Egypt, meanwhile, remains the company’s home base and largest product development market and one where Rology’s impact is not limited to private hospital corridors. In December 2025 alone, approximately 34.69% of patients served by the platform came from rural areas.
The company’s investor roster includes the Philips Foundation, Johnson & Johnson Impact Ventures, Sanofi’s Global Health Unit Impact Fund, and MIT Solve. These are among the 22 investors who have backed the company to date, with total funding reaching $4.77 million. “The round came as a result of both operational growth and growing alignment with partners who share our view that access to diagnostics is one of the most critical gaps in healthcare systems today,” Abodraiaa says.
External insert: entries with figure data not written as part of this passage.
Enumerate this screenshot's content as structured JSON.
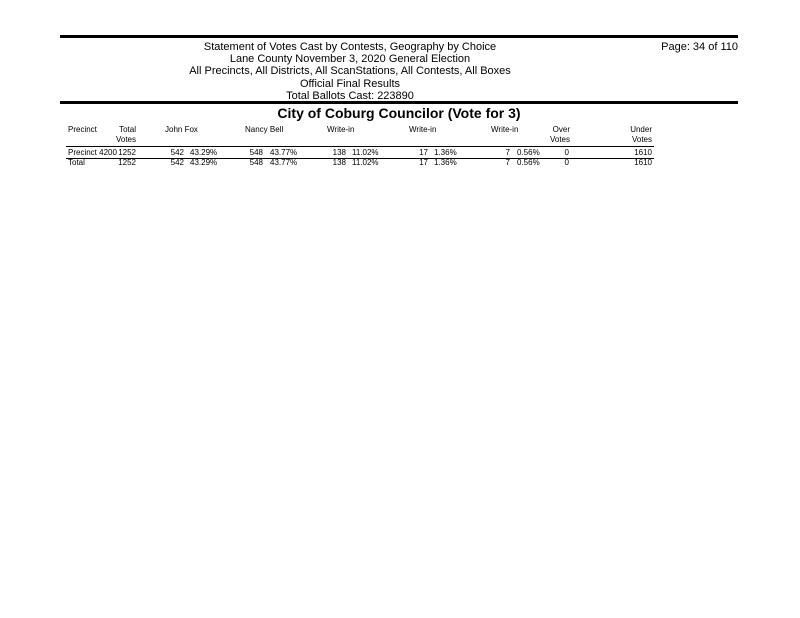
{
  "header": {
    "lines": [
      "Statement of Votes Cast by Contests, Geography by Choice",
      "Lane County November 3, 2020 General Election",
      "All Precincts, All Districts, All ScanStations, All Contests, All Boxes",
      "Official Final Results",
      "Total Ballots Cast: 223890"
    ],
    "page": "Page: 34 of 110"
  },
  "contest": {
    "title": "City of Coburg Councilor (Vote for 3)"
  },
  "columns": [
    "Precinct",
    "Total Votes",
    "John Fox",
    "Nancy Bell",
    "Write-in",
    "Write-in",
    "Write-in",
    "Over Votes",
    "Under Votes"
  ],
  "rows": [
    {
      "precinct": "Precinct 4200",
      "total": "1252",
      "c1": "542",
      "p1": "43.29%",
      "c2": "548",
      "p2": "43.77%",
      "c3": "138",
      "p3": "11.02%",
      "c4": "17",
      "p4": "1.36%",
      "c5": "7",
      "p5": "0.56%",
      "over": "0",
      "under": "1610"
    },
    {
      "precinct": "Total",
      "total": "1252",
      "c1": "542",
      "p1": "43.29%",
      "c2": "548",
      "p2": "43.77%",
      "c3": "138",
      "p3": "11.02%",
      "c4": "17",
      "p4": "1.36%",
      "c5": "7",
      "p5": "0.56%",
      "over": "0",
      "under": "1610"
    }
  ]
}
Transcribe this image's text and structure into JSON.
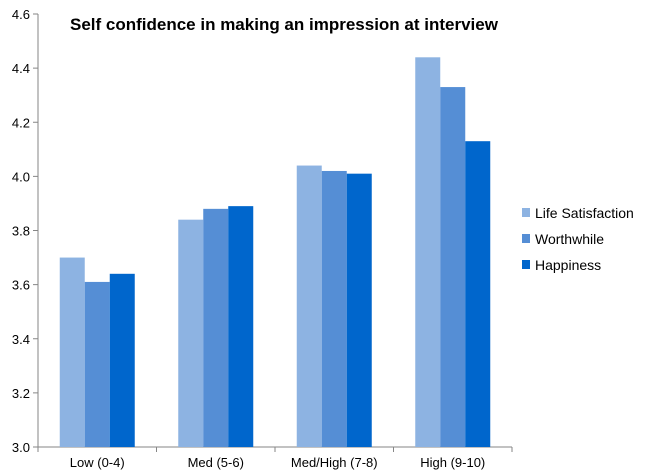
{
  "chart_data": {
    "type": "bar",
    "title": "Self confidence in making an impression at interview",
    "xlabel": "",
    "ylabel": "",
    "categories": [
      "Low (0-4)",
      "Med (5-6)",
      "Med/High (7-8)",
      "High (9-10)"
    ],
    "ylim": [
      3.0,
      4.6
    ],
    "yticks": [
      "3.0",
      "3.2",
      "3.4",
      "3.6",
      "3.8",
      "4.0",
      "4.2",
      "4.4",
      "4.6"
    ],
    "grid": false,
    "legend_position": "right",
    "series": [
      {
        "name": "Life Satisfaction",
        "color": "#8DB3E2",
        "values": [
          3.7,
          3.84,
          4.04,
          4.44
        ]
      },
      {
        "name": "Worthwhile",
        "color": "#558ED5",
        "values": [
          3.61,
          3.88,
          4.02,
          4.33
        ]
      },
      {
        "name": "Happiness",
        "color": "#0066CC",
        "values": [
          3.64,
          3.89,
          4.01,
          4.13
        ]
      }
    ]
  }
}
The capital will be deployed towards advancing Rology’s AI roadmap, including automated and grounded reporting tools; deepening its footprint in Saudi Arabia, Kenya, and Egypt; and building partnerships with hospital networks and public sector stakeholders across the broader MEA region.
For all its momentum, Rology is not scaling into a frictionless environment. “One of the biggest challenges is the continued dependence on legacy systems and outdated infrastructure,” says Eldefrawy. “Many healthcare providers still invest heavily in old hardware-based models that are expensive, difficult to scale, and not built for the speed or flexibility modern healthcare now requires. In many cases, there is also a tendency to prioritise imported solutions over local ones, even when local companies are often better positioned to understand the realities of the market and build for them.”
“Over the next five to ten years, we see Rology becoming a borderless diagnostic infrastructure platform,” says Abodraiaa. “Regionally, we want to be the leading AI-enabled radiology layer across the Middle East and Africa, helping health systems deliver faster and more equitable access to diagnosis.”